25
“They were outside her fucking window,” I said.
King raised an eyebrow. He was one of three alphas within the pack, and he was mine. In human form he stood just over six-feet-tall, and his one-hundred-and-ten-kilogram frame, was pure muscle.
“They who?”
“Those winged beasts.”
King fell silent. Neither of us were fond of our alliance with the gargoyles. They had been alive, if that is what you would call it, for so long that they had an aura of divinity about them, and with that came arrogance. We’d all heard the tales growing up, of how they came to be, they were the greatest warriors from each of their time, blah blah blah.
“You said she was followed. Did you pick up anything?” King asked.
“Yes.”
“Did you track it?”
“Dassies and I did a sweep after I made sure she was in her apartment, but we saw no demon. Its foulness was in the air though.”
“It is growing desperate as the scent of her blood strengthens,” King said. “As for them being outside her window, I don’t know what happened. But I will find out.”
“Thank you.” I couldn’t bear it if those winged bastards got near her.
They, they… My head went light and fuzzy, as heat rose upwards.
“I know she is your mate,” King said.
My eyes widened for a second, then relaxed. Dassies. Big mouth.
“What, you think I didn’t know?” he asked.
“I, uh.”
“Jamie, I am your alpha. I have known since you were younger. You just didn’t have the sense to see it.”
Fuck. I knew our friendship was something more when we were kids, but I was too damn late in figuring it out. “It doesn’t matter, she has a date with Velkan tonight.”
“Pack law is held above any futile interest Velkan has with her.”
“I lied to her.”
King widened his stance and folded his arms.
“She thinks I’m sleeping with her friend.”
“Why don’t you just tell her the truth? Show her who you truly are. It shall set you free, son. You might be surprised.”
“But it might scare her.”
“You said yourself, she searches for the truth. Gargoyles, werewolves, we are all supernatural creatures. I do not think she will be scared. A mate, whether human or wolf, knows, deep down.”
Damn it, he was right. I had been so blinded by my pursuit that I hadn’t considered that she might recognise our friendship as something more.

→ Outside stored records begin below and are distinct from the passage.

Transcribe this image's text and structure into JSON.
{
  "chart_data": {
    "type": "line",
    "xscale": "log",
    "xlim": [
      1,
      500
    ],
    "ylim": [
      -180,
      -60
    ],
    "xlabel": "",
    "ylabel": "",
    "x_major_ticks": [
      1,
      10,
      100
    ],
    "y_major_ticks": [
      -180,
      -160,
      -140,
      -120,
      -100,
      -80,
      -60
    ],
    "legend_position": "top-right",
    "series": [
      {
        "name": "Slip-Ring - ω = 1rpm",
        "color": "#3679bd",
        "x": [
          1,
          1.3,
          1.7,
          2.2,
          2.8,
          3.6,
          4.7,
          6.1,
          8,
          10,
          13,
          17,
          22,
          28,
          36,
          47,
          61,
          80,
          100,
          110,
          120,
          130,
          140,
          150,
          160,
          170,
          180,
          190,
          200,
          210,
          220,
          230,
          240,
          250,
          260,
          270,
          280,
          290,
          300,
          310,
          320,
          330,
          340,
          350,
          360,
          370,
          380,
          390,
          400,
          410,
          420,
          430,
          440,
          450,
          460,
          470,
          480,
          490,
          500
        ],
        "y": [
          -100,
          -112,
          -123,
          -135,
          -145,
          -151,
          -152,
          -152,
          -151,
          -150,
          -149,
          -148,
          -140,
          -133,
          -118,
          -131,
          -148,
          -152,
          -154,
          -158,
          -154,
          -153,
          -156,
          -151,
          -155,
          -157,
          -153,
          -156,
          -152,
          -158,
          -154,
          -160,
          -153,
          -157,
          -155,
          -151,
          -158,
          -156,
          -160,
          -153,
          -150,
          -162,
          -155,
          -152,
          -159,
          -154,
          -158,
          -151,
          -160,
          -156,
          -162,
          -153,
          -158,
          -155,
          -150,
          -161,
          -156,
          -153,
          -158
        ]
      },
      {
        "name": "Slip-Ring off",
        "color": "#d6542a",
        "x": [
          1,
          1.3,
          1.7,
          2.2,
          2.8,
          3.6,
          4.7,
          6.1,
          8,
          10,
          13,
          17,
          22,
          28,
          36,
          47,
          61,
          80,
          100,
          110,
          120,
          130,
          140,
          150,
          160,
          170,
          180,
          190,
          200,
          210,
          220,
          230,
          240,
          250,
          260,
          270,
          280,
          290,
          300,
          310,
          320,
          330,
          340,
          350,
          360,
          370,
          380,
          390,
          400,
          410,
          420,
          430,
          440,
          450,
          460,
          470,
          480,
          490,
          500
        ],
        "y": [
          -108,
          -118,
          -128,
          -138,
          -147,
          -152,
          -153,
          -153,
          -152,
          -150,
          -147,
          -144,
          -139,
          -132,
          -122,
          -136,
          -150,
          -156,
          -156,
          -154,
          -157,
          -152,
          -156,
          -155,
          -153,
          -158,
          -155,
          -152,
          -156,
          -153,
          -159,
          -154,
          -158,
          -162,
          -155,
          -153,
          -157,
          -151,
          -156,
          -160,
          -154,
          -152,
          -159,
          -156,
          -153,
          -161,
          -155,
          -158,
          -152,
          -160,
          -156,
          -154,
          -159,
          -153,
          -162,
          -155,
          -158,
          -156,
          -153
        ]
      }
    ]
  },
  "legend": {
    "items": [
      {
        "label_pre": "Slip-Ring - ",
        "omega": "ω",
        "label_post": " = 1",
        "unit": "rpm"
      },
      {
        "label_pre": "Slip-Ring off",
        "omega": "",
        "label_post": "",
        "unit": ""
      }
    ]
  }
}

“As for Velkan, you must tell him. Otherwise, what you will lose, will be far greater than a packmate.”
I paused and nodded.
“I am serious. You could lose your mate, forever, Jay. I couldn’t imagine if I lost Cora. I’d be more useful as a pelt rug.” He wiped the sweat from his brow. “Now get to work,” he said, throwing a shovel towards me.
The new garden that Cathwulf had ordered wasn’t going to dig itself.
26
The bottom basement of the local library was dim lit and the shelves, full of overflowing labelled boxes. I’d woken early to get here.
“Maurice, where are you?” The librarian who had escorted me to the bottom floor, called out.
Eight rows back, a grim man appeared. Dressed in a plaid suit that had seen better days, and scruffy unkempt grey hair, he had to be in his eighties, at least.
“Ah, there you are,” the librarian said, then turned to me. “I will leave you with Maurice, he can help you find whatever it is you’re looking for.”
She spun on her heel and strode towards the awaiting elevator. My eyes followed her, the split up the back of her scarlet skirt sliding from side to side as she walked, revealing black gartered stockings.
Turning around, my heart juddered. An elderly man was standing in front of me.
“Oh, you scared me.”
“What was that dear?” he asked.
“Nothing. I was wanting to see copies of the local newspapers that were printed fifty-eight years ago. In September.”
Maurice’s cold grey-blue eyes narrowed at me. “That’s quite specific. Come now, they are back this way.”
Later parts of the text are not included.